Ask for academic citations → it fabricates
author names, titles, and journal volumes.
Hallucinations happen because LLMs complete patterns — they don't look things up. The fix is grounding: RAG, tool use, and output verification. Never trust LLM outputs on factual details without a retrieval layer.
Inference
Running the model — every API call is one forward pass at a time
Inference is running a trained model to generate output. Unlike training (which updates weights), inference uses frozen weights. Every API call you make triggers an inference: your tokens flow through billions of parameters in a forward pass, and the model outputs the next token — repeatedly until a stop condition.
what happens per token
Input tokens → attention layers → feed-forward layers
→ logit scores for all ~100k vocab tokens → sample
→ one token out → repeat until [EOS] or max_tokens
Inference is expensive at scale — this is why providers charge per token and why KV-caching, quantization, and batching are serious engineering concerns in production.
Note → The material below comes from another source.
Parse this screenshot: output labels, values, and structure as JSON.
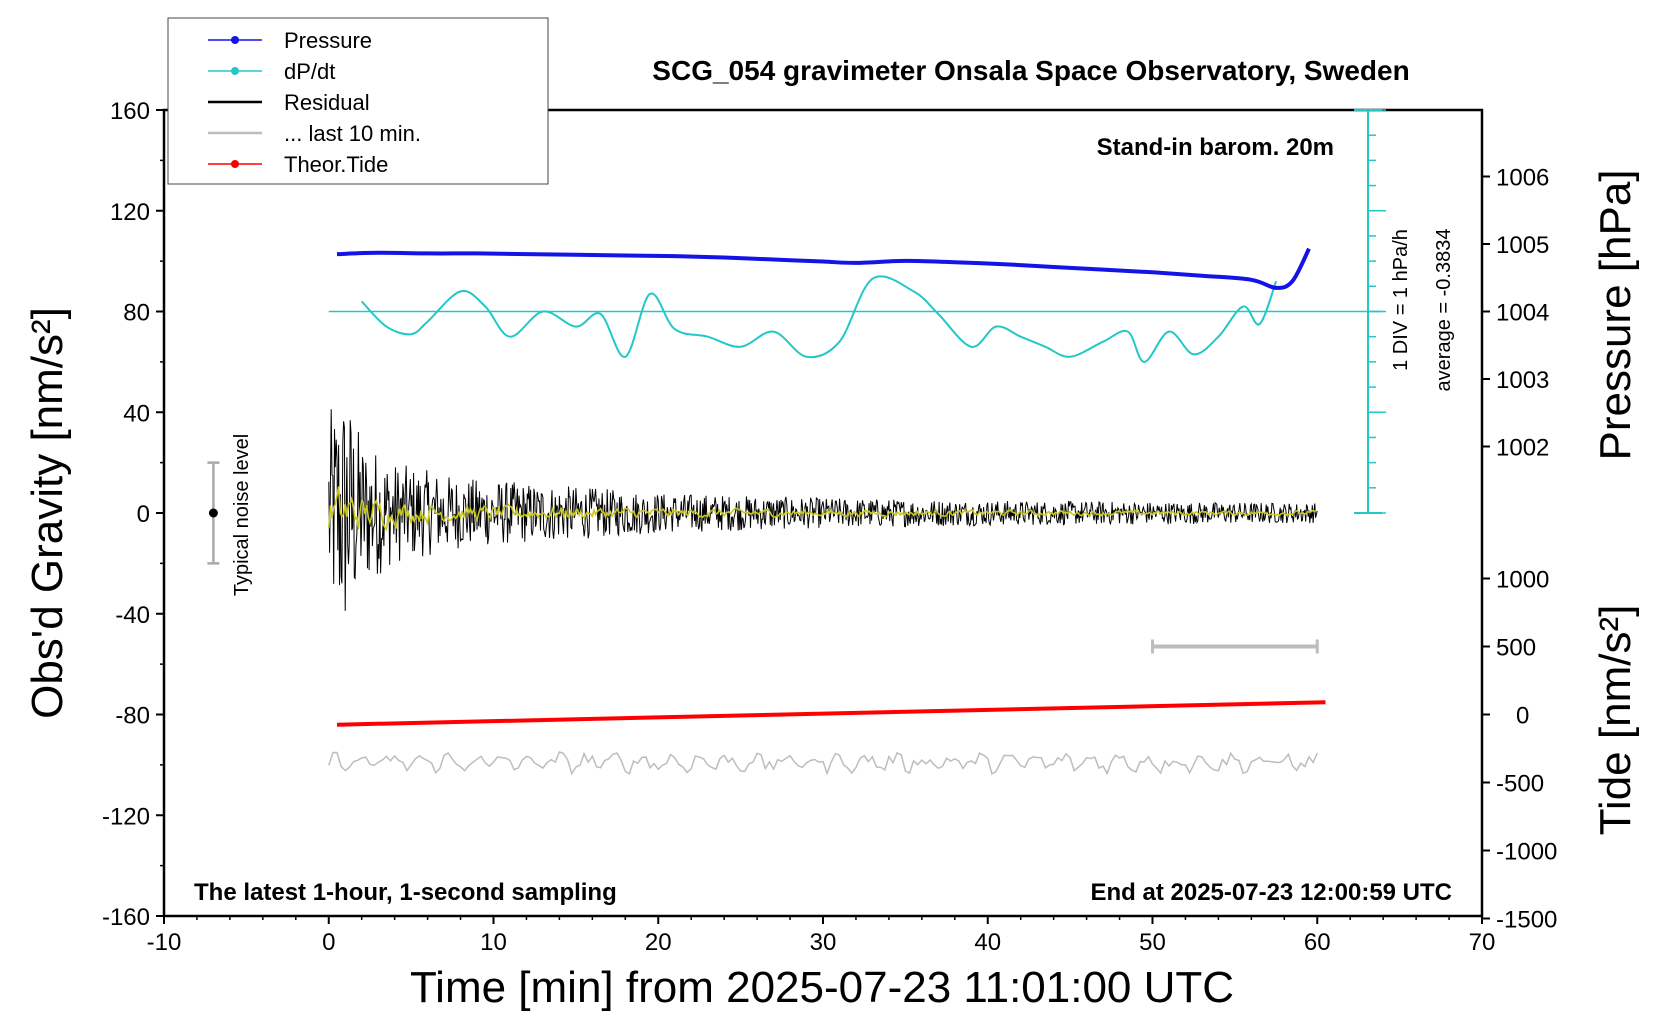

Speed and cost are inference problems.
Parameters / weights
Billions of learned numbers that encode everything the model knows
Parameters (or weights) are the billions of floating-point numbers in an LLM — adjusted during training to minimize prediction error. They are the model. All knowledge, reasoning patterns, and language ability is compressed into these numbers. More parameters generally means more capability, but also more compute and cost.
scale reference
GPT-2: 1.5B LLaMA 3.1 8B: 8B
LLaMA 3.1 70B: 70B GPT-4: ~1.8T (est.)

Small models run on laptops.
Large models need GPU clusters.
You never interact with parameters directly — they're baked in. But their count affects capability, speed, and cost. Smaller models are faster and cheaper but less capable. Model selection is always a capability-cost tradeoff.